Basically, I want to run the following query:
select 'a\'b', case(null as Array<String>)
However, neither HiveContext and SQLContext can execute it without
exception.
I have tried
sql(select 'a\'b', case(null as Array<String>))
and
df.selectExpr("'a\'b'", "case(null as Array<String>)")
Neither of them works.
>From the exceptions, I find the query is parsed differently.
On Fri, May 13, 2016 at 8:00 AM, Yong Zhang <[email protected]> wrote:
> Not sure what do you mean? You want to have one exactly query running fine
> in both sqlContext and HiveContext? The query parser are different, why do
> you want to have this feature? Do I understand your question correctly?
>
> Yong
>
> ------------------------------
> Date: Thu, 12 May 2016 13:09:34 +0200
> Subject: SQLContext and HiveContext parse a query string differently ?
> From: [email protected]
> To: [email protected]
>
>
> HI,
>
> I just want to figure out why the two contexts behavior differently even
> on a simple query.
> In a netshell, I have a query in which there is a String containing single
> quote and casting to Array/Map.
> I have tried all the combination of diff type of sql context and query
> call api (sql, df.select, df.selectExpr).

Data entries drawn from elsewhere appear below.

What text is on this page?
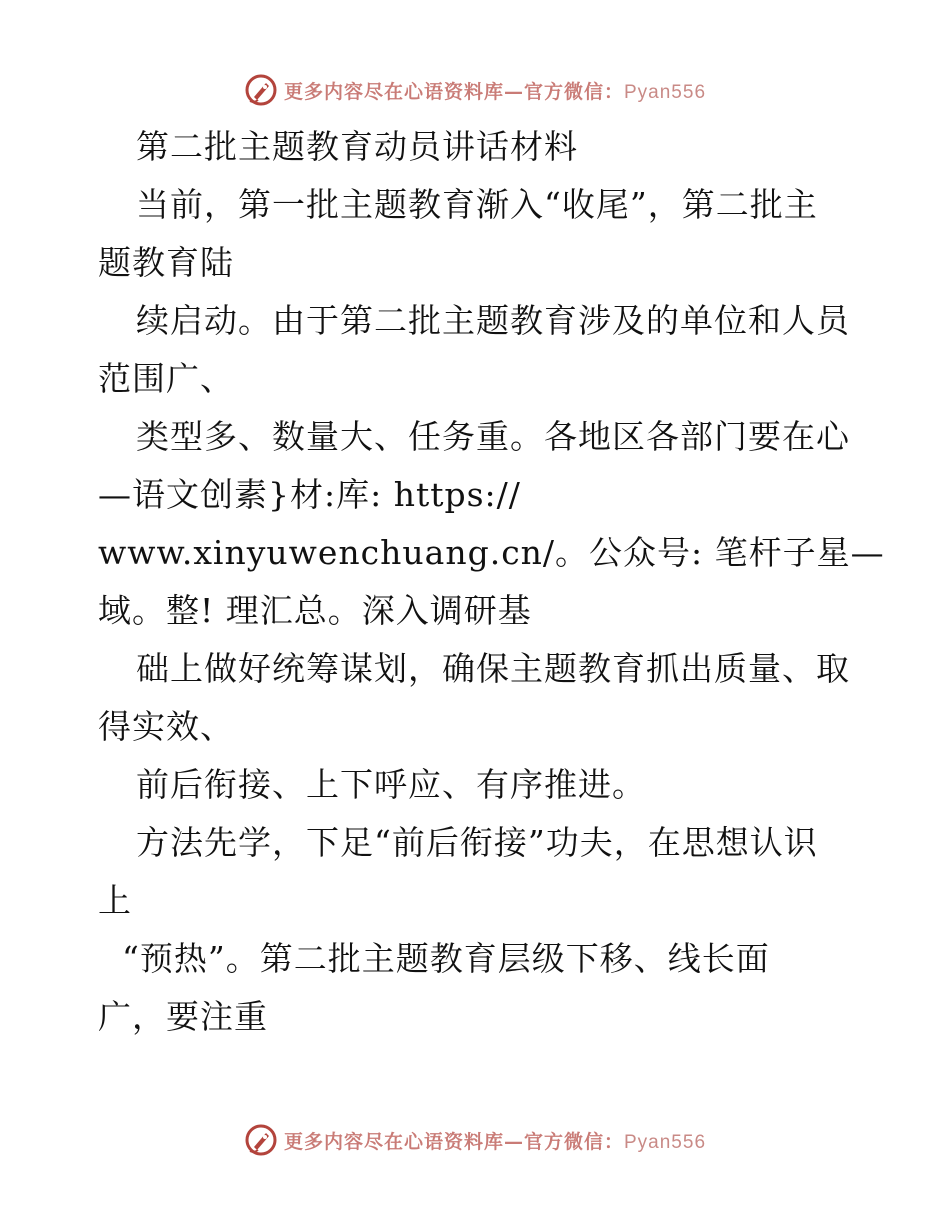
更多内容尽在心语资料库—官方微信：Pyan556
第二批主题教育动员讲话材料
当前，第一批主题教育渐入“收尾”，第二批主
题教育陆
续启动。由于第二批主题教育涉及的单位和人员
范围广、
类型多、数量大、任务重。各地区各部门要在心
—语文创素}材:库: https://
www.xinyuwenchuang.cn/。公众号: 笔杆子星—
域。整! 理汇总。深入调研基
础上做好统筹谋划，确保主题教育抓出质量、取
得实效、
前后衔接、上下呼应、有序推进。
方法先学，下足“前后衔接”功夫，在思想认识
上
“预热”。第二批主题教育层级下移、线长面
广，要注重
更多内容尽在心语资料库—官方微信：Pyan556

> I can't find one rules all.
>
> Here is the code for reproducing the problem.
>
> -----------------------------------------------------------------------------
>
> import org.apache.spark.sql.SQLContext
> import org.apache.spark.sql.hive.HiveContext
> import org.apache.spark.{SparkConf, SparkContext}
>
> object Test extends App {
>
> val sc = new SparkContext("local[2]", "test", new SparkConf)
> val hiveContext = new HiveContext(sc)
> val sqlContext = new SQLContext(sc)
>
> val context = hiveContext
> // val context = sqlContext
>
> import context.implicits._
>
> val df = Seq((Seq(1, 2), 2)).toDF("a", "b")
> df.registerTempTable("tbl")
> df.printSchema()
>
> // case 1
> context.sql("select cast(a as array<string>) from tbl").show()
> // HiveContext => org.apache.spark.sql.AnalysisException: cannot recognize
> input near 'array' '<' 'string' in primitive type specification; line 1 pos 17
> // SQLContext => OK
>
> // case 2
> context.sql("select 'a\\'b'").show()
> // HiveContext => OK
> // SQLContext => failure: ``union'' expected but ErrorToken(unclosed string
> literal) found
>
> // case 3
> df.selectExpr("cast(a as array<string>)").show() // OK with HiveContext and
> SQLContext
>
> // case 4
> df.selectExpr("'a\\'b'").show() // HiveContext, SQLContext => failure: end
> of input expected
> }
>
> -----------------------------------------------------------------------------
>
> Any clarification / workaround is high appreciated.
>
> --
> Hao Ren
>
> Data Engineer @ leboncoin
>
> Paris, France
>
--
Hao Ren
Data Engineer @ leboncoin
Paris, France